La scuola c’è ma mancano gli alunni. È quello che accade ad Accumoli, 616 abitanti in provincia di Rieti. La procedura d’urgenza dopo il terremoto e la consegna dell’impianto prevista per il 2017 non sono state rispettate e così le famiglie hanno deciso di iscrivere i figli altrove, lasciando di fatto la scuola chiusa. Ancora non è stata inaugurata, ma è già certo che i 22 bambini di Accumoli non ci sono più. E quindi sarà impossibile tra qualche giorno far suonare la prima campanella.

A raccontare la vicenda è la sindaca Franca D’Angeli, desolata per quanto accaduto: “Purtroppo la scuola è stata consegnata con un anno di ritardo. Avevamo una primaria e una scuola dell’infanzia formata da due pluriclassi prima del terremoto. Con il sisma la maggior parte delle famiglie si sono trasferite sul litorale; quando sono rientrate in paese la scuola era in costruzione”. A quel punto alcuni bambini hanno deciso d’iscriversi a Borgo d’Arquata, altri, cinque o sei, sono stati accolti in una struttura provvisoria. Ma, aggiunge D’Angeli, “nel 2018 la scuola non è stata consegnata e così si sono trasferiti tutti a Borgo D’Arquata”.

Così ora la sindaca si ritrova con una scuola nuova, accogliente ma vuota: “Abbiamo convocato i genitori ma ci hanno risposto quello che ci aspettavamo: ci hanno detto che i bambini sono già inseriti in un altro contesto, hanno già subito un trasferimento e non c’è motivo perché ne subiscano un altro. Abbiamo fatto due riunioni anche con l’assessore all’Istruzione della Regione Lazio, ma l’esito è stato negativo”.

Accumoli aveva già prima del terremoto – che qui ha ucciso 11 persone, di cui tre bambini – un problema di spopolamento. E il ricordo di quelle scosse che colpirono il Centro Italia sono ancora vive nella memoria dei cittadini. Lo sa bene la sindaca D’Angeli che faceva l’insegnante e che ha dovuto misurarsi con la tragedia da spiegare ai bambini. L’assenza di una scuola, ad avviso della prima cittadina, non farà altro che rendere il paese più povero: “Un paese senza scuola ha dei problemi. L’unica speranza che ho è quella di tener aperto questo edificio per altri usi. Non voglio assolutamente che diventi una di quelle strutture inutilizzate”.

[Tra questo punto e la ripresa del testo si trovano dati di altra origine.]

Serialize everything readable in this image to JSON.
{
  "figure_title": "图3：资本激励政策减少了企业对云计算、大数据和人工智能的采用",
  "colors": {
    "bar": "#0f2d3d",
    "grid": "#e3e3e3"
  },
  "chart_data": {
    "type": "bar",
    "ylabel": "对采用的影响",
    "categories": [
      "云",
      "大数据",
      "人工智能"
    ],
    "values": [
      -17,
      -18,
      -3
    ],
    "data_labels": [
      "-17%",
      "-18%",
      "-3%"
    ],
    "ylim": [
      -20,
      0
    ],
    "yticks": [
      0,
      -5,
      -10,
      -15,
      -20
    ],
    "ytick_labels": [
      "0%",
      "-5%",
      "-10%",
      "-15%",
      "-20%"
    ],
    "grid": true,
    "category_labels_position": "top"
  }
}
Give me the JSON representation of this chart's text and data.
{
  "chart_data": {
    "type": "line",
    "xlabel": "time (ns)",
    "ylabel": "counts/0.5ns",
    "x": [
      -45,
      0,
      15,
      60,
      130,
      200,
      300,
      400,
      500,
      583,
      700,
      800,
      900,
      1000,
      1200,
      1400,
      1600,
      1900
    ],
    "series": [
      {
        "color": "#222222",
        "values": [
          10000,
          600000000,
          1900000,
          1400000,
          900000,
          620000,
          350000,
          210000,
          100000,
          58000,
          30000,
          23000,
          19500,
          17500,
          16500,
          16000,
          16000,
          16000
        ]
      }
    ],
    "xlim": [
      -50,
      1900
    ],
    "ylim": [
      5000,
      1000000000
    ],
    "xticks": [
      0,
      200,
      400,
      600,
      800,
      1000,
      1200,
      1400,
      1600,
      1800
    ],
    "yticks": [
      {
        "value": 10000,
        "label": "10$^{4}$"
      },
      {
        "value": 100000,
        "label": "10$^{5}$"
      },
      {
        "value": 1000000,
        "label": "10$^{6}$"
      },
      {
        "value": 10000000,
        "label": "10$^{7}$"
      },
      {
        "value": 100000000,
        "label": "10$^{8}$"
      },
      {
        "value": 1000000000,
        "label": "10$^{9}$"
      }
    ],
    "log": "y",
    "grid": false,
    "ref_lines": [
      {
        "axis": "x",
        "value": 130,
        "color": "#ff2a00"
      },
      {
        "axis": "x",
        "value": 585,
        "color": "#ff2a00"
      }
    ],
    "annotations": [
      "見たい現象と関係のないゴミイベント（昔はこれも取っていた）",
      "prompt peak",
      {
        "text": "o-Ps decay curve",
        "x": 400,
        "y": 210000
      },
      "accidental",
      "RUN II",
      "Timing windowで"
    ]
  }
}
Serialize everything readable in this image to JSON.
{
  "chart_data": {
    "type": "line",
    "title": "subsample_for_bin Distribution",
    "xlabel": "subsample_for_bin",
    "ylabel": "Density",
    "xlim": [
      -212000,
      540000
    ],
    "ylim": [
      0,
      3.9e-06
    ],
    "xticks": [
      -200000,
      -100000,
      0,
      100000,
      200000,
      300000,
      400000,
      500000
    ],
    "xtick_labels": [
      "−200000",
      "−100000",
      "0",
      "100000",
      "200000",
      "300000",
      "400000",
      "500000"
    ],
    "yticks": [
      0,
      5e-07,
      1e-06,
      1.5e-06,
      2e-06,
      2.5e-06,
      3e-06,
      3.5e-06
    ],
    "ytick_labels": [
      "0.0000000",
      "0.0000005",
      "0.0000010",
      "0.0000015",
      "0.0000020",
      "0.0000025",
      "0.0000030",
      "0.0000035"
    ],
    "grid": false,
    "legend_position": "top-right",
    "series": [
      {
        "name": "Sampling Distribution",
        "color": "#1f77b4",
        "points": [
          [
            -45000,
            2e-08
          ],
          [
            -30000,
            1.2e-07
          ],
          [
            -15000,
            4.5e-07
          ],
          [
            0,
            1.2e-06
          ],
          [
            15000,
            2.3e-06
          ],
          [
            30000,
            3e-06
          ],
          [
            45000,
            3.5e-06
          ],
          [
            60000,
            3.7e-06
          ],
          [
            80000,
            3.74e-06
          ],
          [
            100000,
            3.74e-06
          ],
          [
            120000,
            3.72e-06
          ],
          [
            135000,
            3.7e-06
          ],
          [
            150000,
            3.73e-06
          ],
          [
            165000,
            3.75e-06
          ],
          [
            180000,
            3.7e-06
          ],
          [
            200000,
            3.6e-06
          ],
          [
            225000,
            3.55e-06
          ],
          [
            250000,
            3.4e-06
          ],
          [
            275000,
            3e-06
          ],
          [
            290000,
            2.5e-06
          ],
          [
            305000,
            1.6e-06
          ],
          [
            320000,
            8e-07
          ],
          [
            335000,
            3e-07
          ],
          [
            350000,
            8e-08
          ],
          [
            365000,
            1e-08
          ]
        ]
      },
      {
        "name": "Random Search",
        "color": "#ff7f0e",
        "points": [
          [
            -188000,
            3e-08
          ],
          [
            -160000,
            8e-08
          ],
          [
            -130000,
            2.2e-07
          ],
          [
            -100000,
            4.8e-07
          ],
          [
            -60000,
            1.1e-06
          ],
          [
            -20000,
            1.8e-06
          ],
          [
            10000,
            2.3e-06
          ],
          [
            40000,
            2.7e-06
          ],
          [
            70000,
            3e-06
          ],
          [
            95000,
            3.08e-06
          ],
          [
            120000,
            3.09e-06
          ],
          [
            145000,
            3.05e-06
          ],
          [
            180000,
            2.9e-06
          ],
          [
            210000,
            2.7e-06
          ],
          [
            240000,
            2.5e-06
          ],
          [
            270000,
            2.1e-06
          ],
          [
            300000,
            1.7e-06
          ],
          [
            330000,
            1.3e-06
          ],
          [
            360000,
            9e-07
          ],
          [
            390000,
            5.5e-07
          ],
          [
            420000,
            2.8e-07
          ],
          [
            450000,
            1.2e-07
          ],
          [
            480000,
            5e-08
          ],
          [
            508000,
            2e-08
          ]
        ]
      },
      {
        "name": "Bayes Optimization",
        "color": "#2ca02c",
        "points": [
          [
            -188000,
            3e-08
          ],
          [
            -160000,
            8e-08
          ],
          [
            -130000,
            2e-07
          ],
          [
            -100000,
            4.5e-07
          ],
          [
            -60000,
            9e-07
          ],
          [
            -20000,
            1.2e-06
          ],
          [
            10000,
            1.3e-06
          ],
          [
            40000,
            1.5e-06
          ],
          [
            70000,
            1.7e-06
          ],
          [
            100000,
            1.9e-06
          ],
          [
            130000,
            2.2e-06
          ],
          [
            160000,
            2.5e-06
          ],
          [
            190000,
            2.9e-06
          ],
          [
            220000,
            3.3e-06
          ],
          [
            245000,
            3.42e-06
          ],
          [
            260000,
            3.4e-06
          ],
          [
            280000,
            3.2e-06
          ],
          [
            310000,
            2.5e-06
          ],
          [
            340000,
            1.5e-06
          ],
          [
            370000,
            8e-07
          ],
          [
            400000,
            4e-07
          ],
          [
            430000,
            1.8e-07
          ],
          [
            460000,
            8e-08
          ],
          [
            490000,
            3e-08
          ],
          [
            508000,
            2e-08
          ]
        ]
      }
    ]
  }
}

Così D’Angeli ha iniziato a immaginare a come rendere viva la non-scuola: “Vorremmo che questa struttura fosse lasciata alla sua vocazione ovvero quella dell’educazione, della formazione. Penso che potrebbe diventare una scuola professionale spendibile su tutto il territorio”. Il target pensato dalla sindaca è quello dei più giovani: “Un modo per attrarre i ragazzi che finiscono le scuole medie. Un luogo che possa fare da ponte tra il mondo dell’istruzione e quello lavorativo in modo da creare anche un ripopolamento della zona che sembra essere destinata a diventare un paese per vecchi. Una sfida che l’amministrazione intende affrontare con tutto il territorio”.